This article is also authored by Steven J Pearlman and Harris M Mufson

In Liu v. Siemens A.G., No. 13-cv-4385, 2014 WL 3953672 (2d Cir. Aug. 14, 2014), the Second Circuit affirmed that the anti-retaliation provision in Section 922 of Dodd-Frank does not apply extraterritorially.  This post examines the Court’s reasoning and the implications of this decision—particularly for multinational employers.  For more on this decision, please review our Firm’s client alert.


Plaintiff Liu Meng-Lin, a citizen and resident of Taiwan, worked as a compliance officer for a division of a Chinese company that is a wholly-owned subsidiary of a German corporation (whose shares are listed on the New York Stock Exchange (NYSE)).  He claimed to have discovered improper payments to officials in North Korea and China, and to have reported the alleged misconduct to his superiors.  As a result, he asserted, he was allegedly demoted and later terminated.

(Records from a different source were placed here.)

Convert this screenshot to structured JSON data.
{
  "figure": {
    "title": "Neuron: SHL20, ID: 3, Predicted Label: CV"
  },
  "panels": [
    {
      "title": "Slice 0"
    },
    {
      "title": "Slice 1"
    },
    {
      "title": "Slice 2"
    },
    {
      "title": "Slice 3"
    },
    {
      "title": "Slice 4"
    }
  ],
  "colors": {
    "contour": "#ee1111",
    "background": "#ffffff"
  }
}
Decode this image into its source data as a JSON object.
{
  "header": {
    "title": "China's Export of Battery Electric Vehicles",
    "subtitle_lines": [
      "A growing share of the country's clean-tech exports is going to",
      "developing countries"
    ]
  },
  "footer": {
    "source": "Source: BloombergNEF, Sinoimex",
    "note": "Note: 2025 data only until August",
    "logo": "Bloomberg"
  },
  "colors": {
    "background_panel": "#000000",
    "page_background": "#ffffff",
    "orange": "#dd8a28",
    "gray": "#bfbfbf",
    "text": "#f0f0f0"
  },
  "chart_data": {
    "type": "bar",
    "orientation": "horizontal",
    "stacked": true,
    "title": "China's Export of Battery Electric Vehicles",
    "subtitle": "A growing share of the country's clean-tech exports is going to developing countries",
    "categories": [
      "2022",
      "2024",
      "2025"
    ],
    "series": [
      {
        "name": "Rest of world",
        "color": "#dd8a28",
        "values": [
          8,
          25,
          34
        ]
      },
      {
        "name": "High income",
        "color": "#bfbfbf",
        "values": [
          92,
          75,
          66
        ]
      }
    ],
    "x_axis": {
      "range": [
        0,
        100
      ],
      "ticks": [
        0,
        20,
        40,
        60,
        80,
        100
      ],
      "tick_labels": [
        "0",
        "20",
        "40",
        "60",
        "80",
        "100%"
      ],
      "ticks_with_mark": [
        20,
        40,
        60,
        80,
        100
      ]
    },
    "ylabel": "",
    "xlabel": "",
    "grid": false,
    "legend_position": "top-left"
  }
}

Liu subsequently informed the SEC that the company had allegedly violated the FCPA.  He then filed suit in the Southern District of New York, alleging he was discharged in violation of the anti-retaliation provision of Section 922 of Dodd-Frank.  Dismissing the case, the district court ruled that: (i) the alleged facts involved extraterritorial conduct beyond the reach of the anti-retaliation provision; (ii) Liu had not made a “required or protected” disclosure to the SEC; and (iii) the disclosure of an alleged FCPA violation did not constitute protected activity under Section 806 of SOX.

Second Circuit’s Ruling

The Second Circuit affirmed the dismissal on the grounds that Section 922 of Dodd-Frank does not apply extraterritorially and that the facts alleged in this case would require such application.

First, the Court determined that “this case is extraterritorial by any reasonable definition.”  That is, “[t]he whistleblower, his employer, and the other entities involved in the alleged wrongdoing are all foreigners based abroad, and the whistleblowing, the alleged corrupt activity, and the retaliation all occurred abroad.”  The fact that the German parent’s shares were listed on the NYSE was deemed immaterial.

Given that the facts here required extraterritorial application, the Second Circuit examined whether Congress intended such an application.  The Court made clear that nothing in the text or legislative history of the statute suggested that “Congress intended the anti-retaliation provision to regulate the relationships between foreign employers and their foreign employees working outside the United States.”  The “presumption against extraterritoriality” and “the absence of any direct evidence of a congressional intent to apply the relevant provision extraterritorially” defeated Liu’s claim.

The Court declined to address whether one qualifies as a whistleblower under Dodd-Frank if he or she has disclosed the alleged misconduct only within the corporation, and not to the SEC.  Nor did the Court address whether the disclosure of an alleged FCPA violation constitutes protected activity under Section 806 of SOX.


This is a welcome decision for multinational employers, as it is clear that Dodd-Frank’s anti-retaliation provision lacks an extraterritorial reach and thus does not invite the inconvenience and other difficulties inherent in defending matters where substantial evidence and witnesses are overseas.  Still, it should be noted that different results could be possible where the alleged underlying misconduct, protected activity and retaliation had a meaningful connection to the U.S.